Recent data has revealed a concerning trend for Nigeria’s manufacturing sector, with its contribution to the country’s non-oil exports witnessing a significant decline of 62 per cent over the past four years. This drop comes as operators grapple with escalating expenses amidst high borrowing costs and subdued consumer spending.
According to the most recent foreign trade report, the share of manufacturing exports to total exports plummeted from N2.1 trillion in 2019 to N778.4 billion in 2023. Industry stakeholders attribute this decline to several factors, including the persistent surge in production costs and the deteriorating business environment, squeezing profits and rendering local products less competitive.
Manufacturers point to challenges such as poor infrastructure, high energy costs, logistical inefficiencies, policy inconsistencies, multiple taxes, and skills shortages as crucial impediments to competitiveness.
Muda Yusuf, CEO of the Centre for the Promotion of Private Enterprise, highlights the sector’s growing dependency on domestic markets due to rising production costs and declining competitiveness.

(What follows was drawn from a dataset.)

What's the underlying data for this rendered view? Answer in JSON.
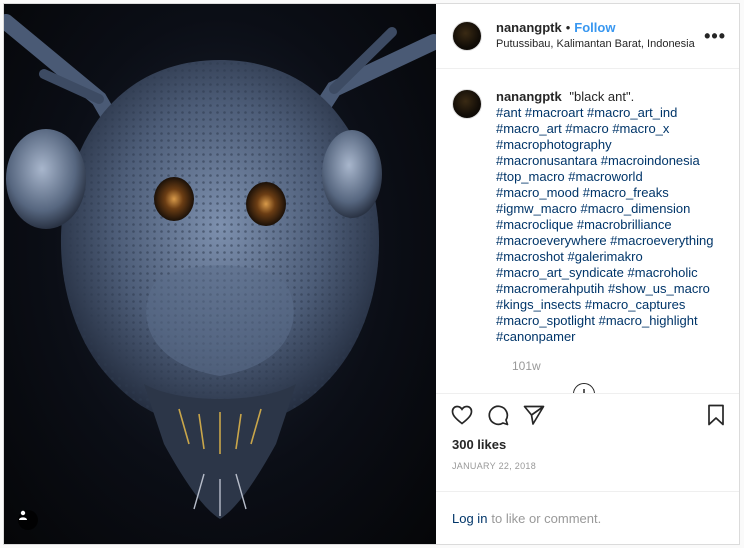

“The foreign exchange trend has been raising production costs for manufacturers because of their dependence on imported raw materials, and export is about competitiveness. If you are not competitive, there is no way you can progress in exports,” Yusuf explained.
Energy costs, a critical component of the production process, have soared due to Nigeria’s energy supply challenges. Businesses heavily reliant on diesel-powered generators have seen prices surge by 380 per cent since January 2022, significantly inflating production expenses and undermining their ability to compete globally.
Sola Obadimu, Director General of the Nigerian Association of Chambers of Commerce, Industry, Mines, and Agriculture, highlighted the compounding effects of rising energy costs, foreign exchange volatility, accelerating inflation, and worsening insecurity on manufacturers. He warned that without intervention, the sector’s contribution to exports will continue to dwindle.
Comparatively, data from the World Trade Organization underscores Nigeria’s manufacturing export value lagging far behind South Africa’s, with the latter’s export value in 2022 exceeding Nigeria’s by over 15 times. Experts attribute this discrepancy to South Africa’s relatively lower manufacturing costs.
Stakeholders stress the urgent need for policy interventions and structural reforms to address the underlying issues hindering the growth and competitiveness of Nigeria’s manufacturing sector, thereby revitalizing its contribution to the country’s export landscape.
Recall that the Manufacturing Association of Nigeria (MAN) recently released a concerning report indicating challenges within the manufacturing sector.
According to MAN, in 2023, approximately 767 manufacturing companies closed operations, and 335 faced distress, leading to an inventory of unsold goods valued at about N350 billion.
The report attributes the difficulties to various economic factors, including exchange rate volatility, rising inflation, and a deteriorating investment climate.